Trait #3: A/B workouts
This is the most recent change. For a while, I was just doing the same full body routine 3 days a week (ideally). But, I realized that I kind of wanted to do both rows AND pullups – both back exercises. But, I didn’t really want to do more than 6 exercises in a single workout. So, I alternate between these now:
Workout A: Dumbbell Floor Presses, Dumbbell Squats, Lateral Raises, One-Arm Dumbbell Rows, Standing Tricep Extensions (though I do a dumbbell in each hand to force the two arms to work independently), Dumbbell Bicep Curls
Workout B: Dumbbell Flyes, Stiff-Legged Dumbbell Deadlifts, Dumbbell Shoulder Presses , Pull-ups, Lying Tricep Extensions, Hammer Curl
Trait #4: Autoregulatory Progression
Progression is a key element of an effective routine. I’m of the opinion that a reasonable progression scheme can cover up a number of other errors – in particular about “how much to lift” when you start out. There are lots of ways to do this, but I finally came across something I like: Autoregulatory Progressive Resistance.

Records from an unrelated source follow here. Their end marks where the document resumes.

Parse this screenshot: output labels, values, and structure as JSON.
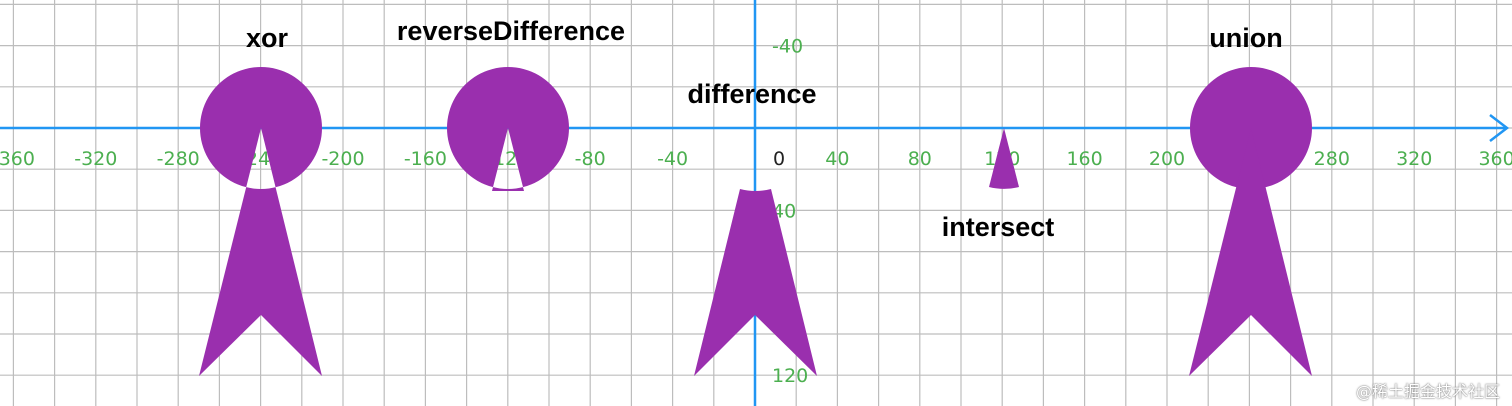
{
  "axes": {
    "x_ticks": [
      "-360",
      "-320",
      "-280",
      "-240",
      "-200",
      "-160",
      "-120",
      "-80",
      "-40",
      "40",
      "80",
      "120",
      "160",
      "200",
      "240",
      "280",
      "320",
      "360"
    ],
    "x_values": [
      -360,
      -320,
      -280,
      -240,
      -200,
      -160,
      -120,
      -80,
      -40,
      40,
      80,
      120,
      160,
      200,
      240,
      280,
      320,
      360
    ],
    "y_ticks": [
      "-40",
      "40",
      "120"
    ],
    "y_values": [
      -40,
      40,
      120
    ],
    "origin_label": "0",
    "axis_color": "#2196f3",
    "tick_color": "#4caf50",
    "grid_color": "#bdbdbd"
  },
  "shape_color": "#9a2fae",
  "operations": [
    {
      "key": "xor",
      "label": "xor"
    },
    {
      "key": "reverseDifference",
      "label": "reverseDifference"
    },
    {
      "key": "difference",
      "label": "difference"
    },
    {
      "key": "intersect",
      "label": "intersect"
    },
    {
      "key": "union",
      "label": "union"
    }
  ],
  "watermark": "@稀土掘金技术社区"
}
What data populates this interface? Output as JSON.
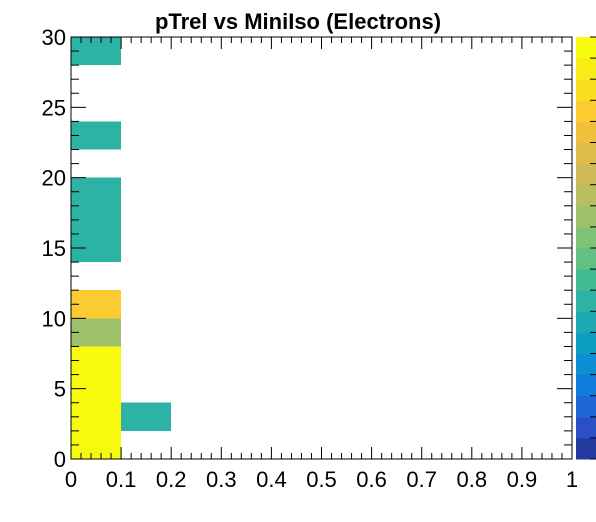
{
  "chart_data": {
    "type": "heatmap",
    "title": "pTrel vs MiniIso (Electrons)",
    "xlabel": "",
    "ylabel": "",
    "xlim": [
      0,
      1
    ],
    "ylim": [
      0,
      30
    ],
    "x_bin_width": 0.1,
    "y_bin_width": 2,
    "x_tick_labels": [
      "0",
      "0.1",
      "0.2",
      "0.3",
      "0.4",
      "0.5",
      "0.6",
      "0.7",
      "0.8",
      "0.9",
      "1"
    ],
    "y_tick_labels": [
      "0",
      "5",
      "10",
      "15",
      "20",
      "25",
      "30"
    ],
    "cells": [
      {
        "x": 0.0,
        "y": 0,
        "level": 1.0
      },
      {
        "x": 0.0,
        "y": 2,
        "level": 1.0
      },
      {
        "x": 0.0,
        "y": 4,
        "level": 1.0
      },
      {
        "x": 0.0,
        "y": 6,
        "level": 1.0
      },
      {
        "x": 0.1,
        "y": 2,
        "level": 0.35
      },
      {
        "x": 0.0,
        "y": 8,
        "level": 0.6
      },
      {
        "x": 0.0,
        "y": 10,
        "level": 0.85
      },
      {
        "x": 0.0,
        "y": 14,
        "level": 0.35
      },
      {
        "x": 0.0,
        "y": 16,
        "level": 0.35
      },
      {
        "x": 0.0,
        "y": 18,
        "level": 0.35
      },
      {
        "x": 0.0,
        "y": 22,
        "level": 0.35
      },
      {
        "x": 0.0,
        "y": 28,
        "level": 0.35
      }
    ],
    "colorbar": {
      "colors": [
        "#243a9e",
        "#2a50c6",
        "#1f67d9",
        "#117cdb",
        "#0b8ed2",
        "#0e9ec2",
        "#1ea9b3",
        "#2db3a5",
        "#42bb95",
        "#62c083",
        "#80c275",
        "#9ec16b",
        "#b9bf60",
        "#cebb57",
        "#dfbb4a",
        "#f0c03b",
        "#fbcb31",
        "#fbdd22",
        "#f8ed14",
        "#f8fa0d"
      ]
    },
    "grid": false,
    "legend": "none"
  }
}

I mentioned above that I target 6 x 12. Now, often, I will fall short of this. That’s fine. But, on the weeks that I manage to get 12 reps in each of the first 5 sets, I do as many reps as I can in the 6th set. This determines if I progress the weight. If I get 13 or fewer in that set, I keep the weight the same. If I get 14-17, I increase weight by ~5%, if possible (for curls, for example, I’m lifting so little that I can’t really increase by less than 10%). If I get 18 or more, I increase weight by ~10%.
In the event that I don’t hit 12 reps per set, then I just try to do better the next time, with no strict progression scheme except that I want to improve the first set that fell short of 12 reps by at least one rep next time around.
Based on this article which summarizes research from others, cited there.